Peter Hurworth of Gosport and Fareham Friends of the Earth recommends the installation of solar panels to tackle climate change.
The News has shown a continuing interest in the subject of renewable (non-polluting) energy sources.
Norman Pasley recently contributed a thoughtful article on the back of Fareham Borough Council’s failure to incorporate solar panels in the Holly Hill Leisure Centre.
Cllr Woodward’s reaction that, ‘Like Friends of the Earth, the council is a strong advocate of sustainable energy sources and has used solar panels on buildings where it is appropriate’, begs the question, when is it not appropriate?
Why have there been, and why do there continue to be, so many missed opportunities for capitalising the free energy source that traverses our skies every twenty-four hours?
The failure at Holly Hill is probably water under the bridge.
What possibly are not yet missed opportunities, are four projects announced in the March 2016 edition of Coastline, published by Gosport Borough Council.

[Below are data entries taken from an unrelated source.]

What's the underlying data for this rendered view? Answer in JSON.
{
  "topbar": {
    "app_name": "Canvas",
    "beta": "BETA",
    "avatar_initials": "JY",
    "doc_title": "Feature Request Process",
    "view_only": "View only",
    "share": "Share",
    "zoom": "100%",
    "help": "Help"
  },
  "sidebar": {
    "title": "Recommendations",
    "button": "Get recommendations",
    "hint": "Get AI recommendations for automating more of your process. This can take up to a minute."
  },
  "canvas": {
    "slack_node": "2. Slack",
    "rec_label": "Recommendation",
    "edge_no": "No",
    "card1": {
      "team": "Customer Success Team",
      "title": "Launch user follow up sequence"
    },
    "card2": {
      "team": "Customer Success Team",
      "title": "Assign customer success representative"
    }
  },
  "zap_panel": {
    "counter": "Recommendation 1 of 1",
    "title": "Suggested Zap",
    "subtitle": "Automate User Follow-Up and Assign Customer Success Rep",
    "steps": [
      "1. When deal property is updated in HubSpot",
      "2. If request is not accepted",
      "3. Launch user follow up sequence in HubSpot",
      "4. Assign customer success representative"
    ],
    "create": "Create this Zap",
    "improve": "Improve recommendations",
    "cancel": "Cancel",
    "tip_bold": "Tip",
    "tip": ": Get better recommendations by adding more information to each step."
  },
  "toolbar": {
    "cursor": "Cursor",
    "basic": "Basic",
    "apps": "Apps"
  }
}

It would be heartening to residents of Gosport if the Council could abide by the spirit of the Nottingham Declaration to which it subscribed in 2008, and consider insisting upon the installation of a generous spread of solar panels on the following four constructions: The redeveloped bus station (phase 2 of the proposed Waterfront development), Premier Inn extension at Gosport Leisure Park, St Vincent Road’s new council houses and the Expanded Huhtamaki Fareham Road factory.
The proliferation of the installation of solar panels has taken a severe hit since the Government’s recent limitations on the feed-in tariff, but this should not reduce the community’s commitment to tackling the dreadful prospect of climate change with whatever weapons come to hand.
Roof-mounted solar panels constitute the readiest, easiest, and least controversial of those tools, and despite the Government’s incomprehensible change of attitude, solar panels still make good economic sense.
The good practice displayed by Gosport in its efforts to improve energy efficiency in its properties is commendable, but it presupposes a fossil fuel-based energy system whose shortcomings can be tackled only by ‘plugging the gaps’.
The fault lies, as we all know (if we’re honest), with our deeply ingrained addiction to squandering a million years worth of fossilised sunshine in a trip to the supermarket.
I’d like to draw the reader’s attention to a concept promulgated by the Centre for Alternative Technology.
Its ‘Zero Carbon Britain’ is more than just a strategy; it’s an entire philosophy which, while it cannot put the atmospheric carbon back into the ground, could guide us to a future that is stable and less threatening than the frightening prospect at present before us.
Gosport Borough Council cannot change the entire philosophy upon which our society is based, but it can espouse wholeheartedly some of the practical measures that would mitigate the worst effects of our two-hundred-year-old conduct.
And so could Fareham Borough Council.